Palo Alto Art Center
1313 Newell Road, Palo Alto; Tue–Sat, 10am–5pm, Sun, 1–5pm, till 10pm Tue–Thu; free; 650.329.2366.

The center has three galleries (one is large and dramatically lit; the other two are pocket-sized). Past shows have ranged from Japanese prints to retrospectives by major Bay Area figures like Nathan Oliviera.

San Jose Institute of Contemporary Art
560 S. First St., San Jose; Tue–Fri, 10am–5pm, Sat, noon–5pm; free; 408.283.8155.

Metro's neighbor rotates provocative one-person and group shows and installation through two galleries, plus a video-screening room.

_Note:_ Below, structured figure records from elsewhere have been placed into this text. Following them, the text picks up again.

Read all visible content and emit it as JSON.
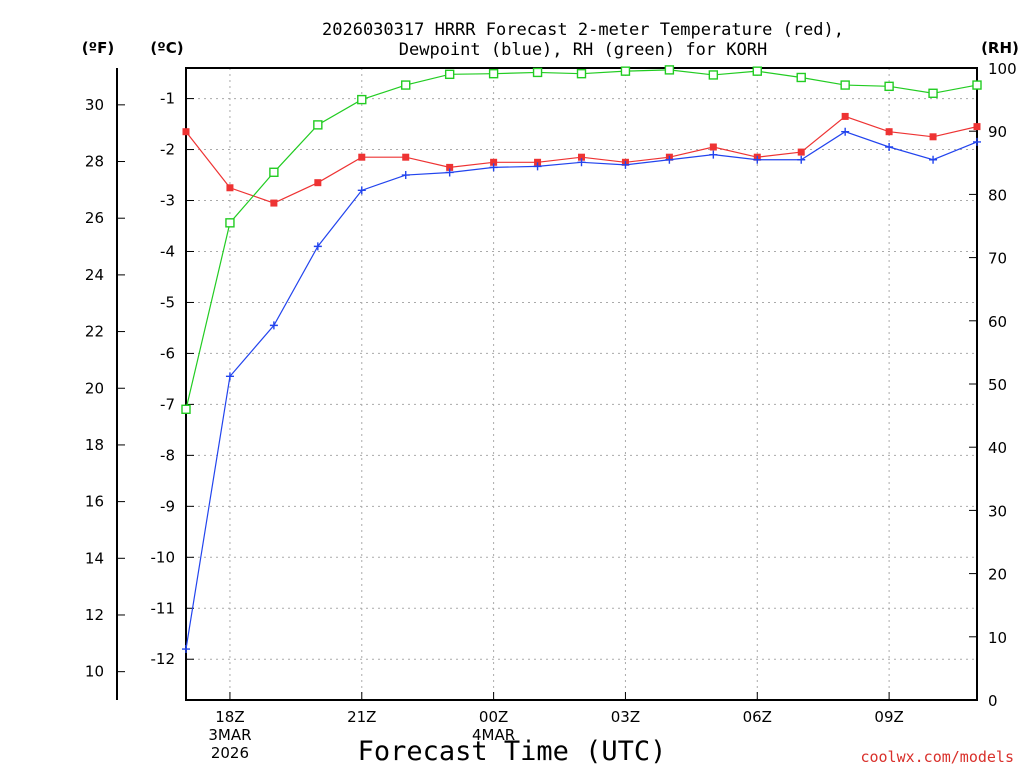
{
  "chart_data": {
    "type": "line",
    "title_line1": "2026030317 HRRR Forecast 2-meter Temperature (red),",
    "title_line2": "Dewpoint (blue), RH (green) for KORH",
    "units": {
      "fahrenheit": "(ºF)",
      "celsius": "(ºC)",
      "rh": "(RH)"
    },
    "xlabel": "Forecast Time (UTC)",
    "credit": "coolwx.com/models",
    "x_start_hour": 17,
    "x_end_hour": 35,
    "x_ticks": [
      {
        "hour": 18,
        "label": "18Z",
        "sub1": "3MAR",
        "sub2": "2026"
      },
      {
        "hour": 21,
        "label": "21Z",
        "sub1": "",
        "sub2": ""
      },
      {
        "hour": 24,
        "label": "00Z",
        "sub1": "4MAR",
        "sub2": ""
      },
      {
        "hour": 27,
        "label": "03Z",
        "sub1": "",
        "sub2": ""
      },
      {
        "hour": 30,
        "label": "06Z",
        "sub1": "",
        "sub2": ""
      },
      {
        "hour": 33,
        "label": "09Z",
        "sub1": "",
        "sub2": ""
      }
    ],
    "celsius_axis": {
      "min": -12.8,
      "max": -0.4,
      "ticks": [
        "-12",
        "-11",
        "-10",
        "-9",
        "-8",
        "-7",
        "-6",
        "-5",
        "-4",
        "-3",
        "-2",
        "-1"
      ]
    },
    "fahrenheit_axis": {
      "min": 9.0,
      "max": 31.3,
      "ticks": [
        "10",
        "12",
        "14",
        "16",
        "18",
        "20",
        "22",
        "24",
        "26",
        "28",
        "30"
      ]
    },
    "rh_axis": {
      "min": 0,
      "max": 100,
      "ticks": [
        "0",
        "10",
        "20",
        "30",
        "40",
        "50",
        "60",
        "70",
        "80",
        "90",
        "100"
      ]
    },
    "hours": [
      17,
      18,
      19,
      20,
      21,
      22,
      23,
      24,
      25,
      26,
      27,
      28,
      29,
      30,
      31,
      32,
      33,
      34,
      35
    ],
    "series": [
      {
        "name": "Temperature",
        "unit": "C",
        "color": "#ee3333",
        "marker": "filled-square",
        "values": [
          -1.65,
          -2.75,
          -3.05,
          -2.65,
          -2.15,
          -2.15,
          -2.35,
          -2.25,
          -2.25,
          -2.15,
          -2.25,
          -2.15,
          -1.95,
          -2.15,
          -2.05,
          -1.35,
          -1.65,
          -1.75,
          -1.55
        ]
      },
      {
        "name": "Dewpoint",
        "unit": "C",
        "color": "#2244ee",
        "marker": "plus",
        "values": [
          -11.8,
          -6.45,
          -5.45,
          -3.9,
          -2.8,
          -2.5,
          -2.45,
          -2.35,
          -2.33,
          -2.25,
          -2.3,
          -2.2,
          -2.1,
          -2.2,
          -2.2,
          -1.65,
          -1.95,
          -2.2,
          -1.85
        ]
      },
      {
        "name": "RH",
        "unit": "%",
        "color": "#22cc22",
        "marker": "open-square",
        "values": [
          46,
          75.5,
          83.5,
          91,
          95,
          97.3,
          99,
          99.1,
          99.3,
          99.1,
          99.5,
          99.7,
          98.9,
          99.5,
          98.5,
          97.3,
          97.1,
          96,
          97.3
        ]
      }
    ]
  }
}
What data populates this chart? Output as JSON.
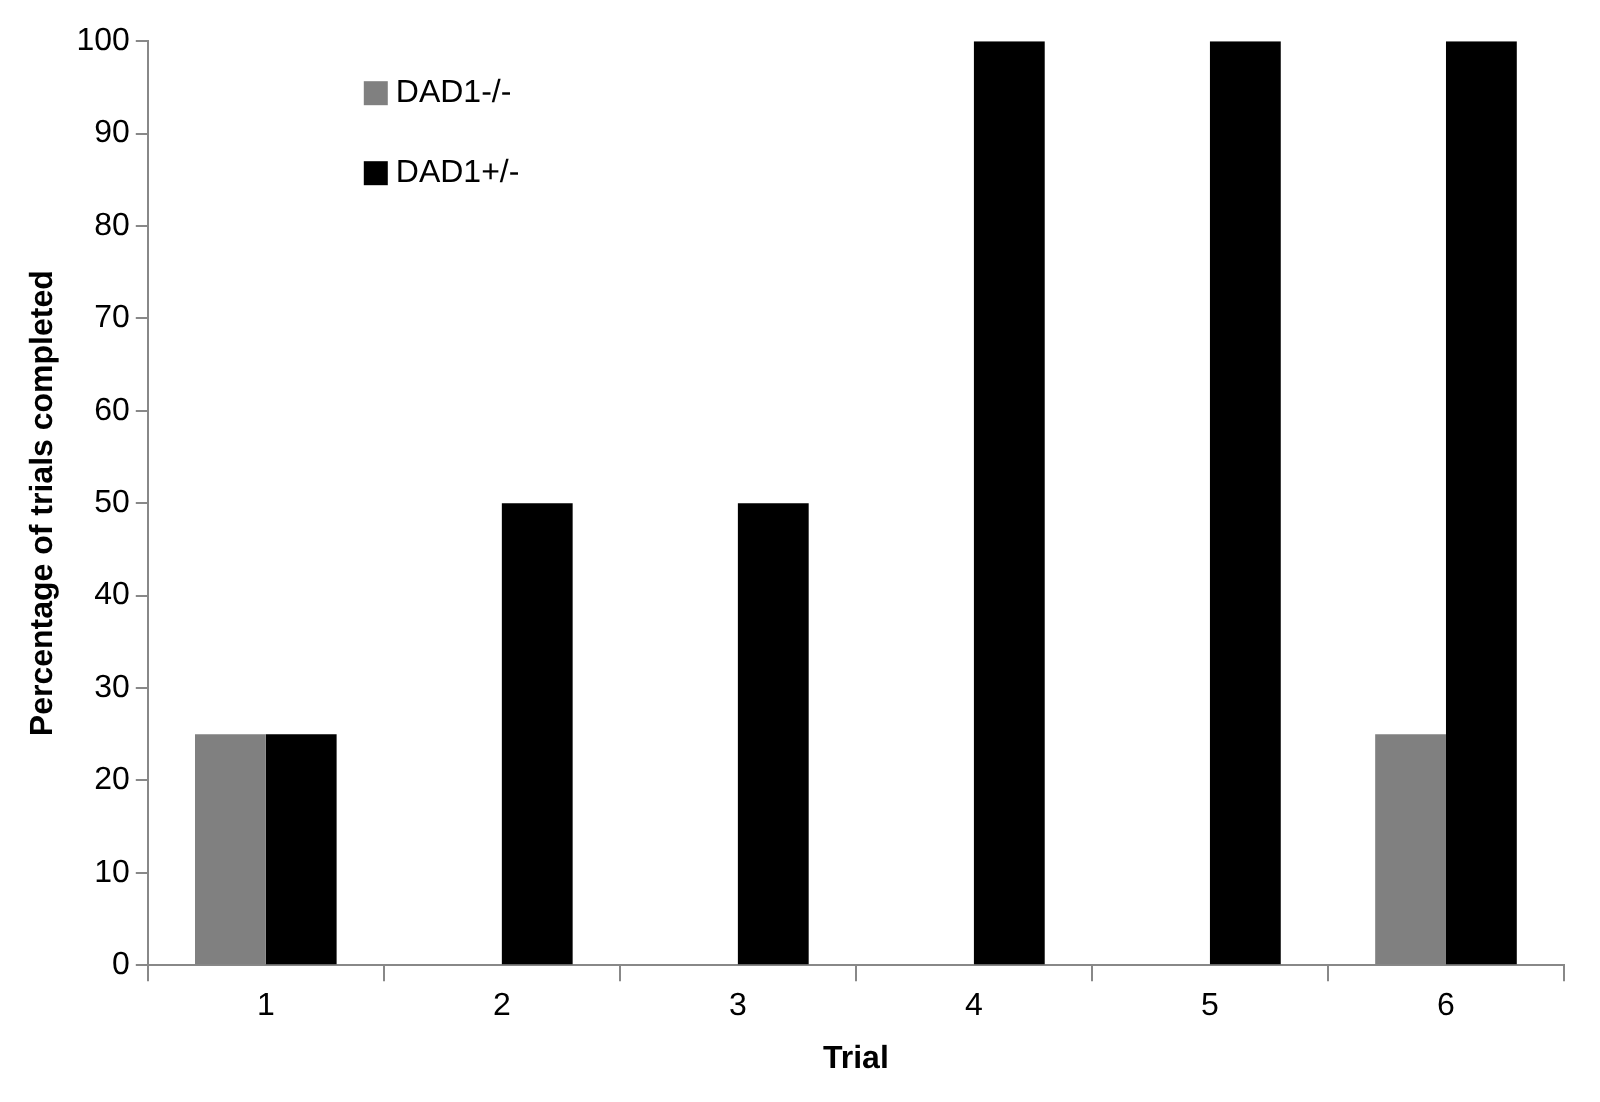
{
  "chart_data": {
    "type": "bar",
    "xlabel": "Trial",
    "ylabel": "Percentage of trials completed",
    "categories": [
      "1",
      "2",
      "3",
      "4",
      "5",
      "6"
    ],
    "series": [
      {
        "name": "DAD1-/-",
        "color": "#808080",
        "values": [
          25,
          0,
          0,
          0,
          0,
          25
        ]
      },
      {
        "name": "DAD1+/-",
        "color": "#000000",
        "values": [
          25,
          50,
          50,
          100,
          100,
          100
        ]
      }
    ],
    "ylim": [
      0,
      100
    ],
    "yticks": [
      0,
      10,
      20,
      30,
      40,
      50,
      60,
      70,
      80,
      90,
      100
    ],
    "grid": false,
    "legend": "top left"
  }
}
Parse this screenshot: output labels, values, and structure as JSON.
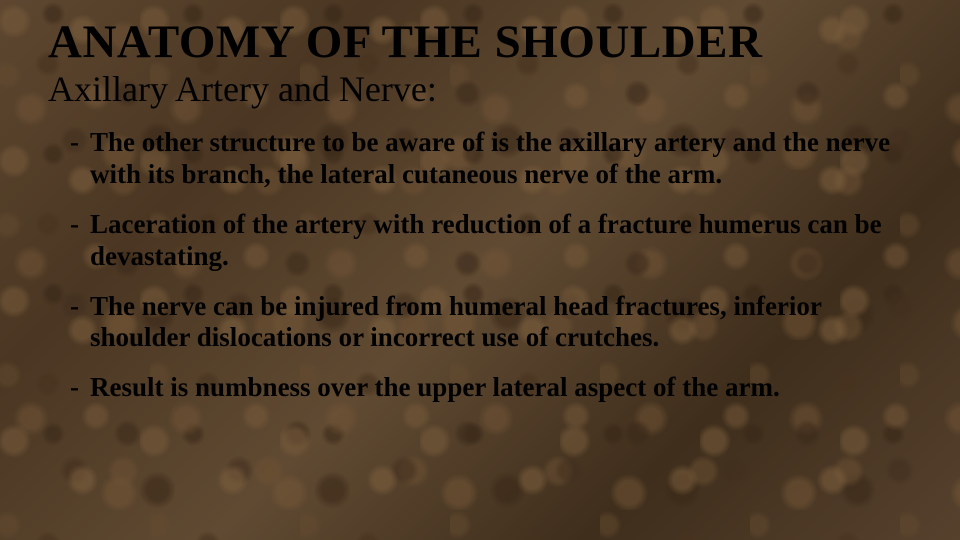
{
  "slide": {
    "title": "ANATOMY OF THE SHOULDER",
    "subtitle": "Axillary Artery and Nerve:",
    "bullets": [
      "The other structure to be aware of is the axillary artery and the  nerve with its branch, the lateral cutaneous nerve of the arm.",
      "Laceration of the artery with reduction of a fracture humerus can be devastating.",
      "The nerve can be injured from humeral head fractures, inferior shoulder dislocations or incorrect use of crutches.",
      "Result is numbness over the upper lateral aspect of the arm."
    ],
    "style": {
      "title_fontsize": 47,
      "subtitle_fontsize": 36,
      "bullet_fontsize": 27,
      "text_color": "#000000",
      "background_base": "#55402c",
      "font_family": "Georgia, Times New Roman, serif"
    }
  }
}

The group exhibits often come with intriguing themes like the current exploration of rejection called "It's Not Us, It's You."

WORKS/San Jose
451 S. First St, San Jose; Tue–Fri, noon–4pm; free;

The community-based, artist-run space keeps eccentric hours, with occasional exhibits and evening music shows. 

History San Jose
History Park, 1605 Senter Road, San Jose; Tue–Sun, 11am–5pm; free; 408.287.2290.

The complex of historical buildings includes the McKay Gallery and Pacific Hotel Gallery, which hosts exhibits focusing on local artists past and present.

Art Walks South First Fridays
The downtown SoFA district goes all evening with receptions and happenings.

Second Saturdays Redwood City
Several galleries and the Redwood City Art Center participate the second Saturday of the month (April to October) from 7 to 9pm.

First Fridays Palo Alto
Many of the galleries stay open from 6 to 9pm for visitors. Some spots, like the Pacific Art League, host special programs with participating artists.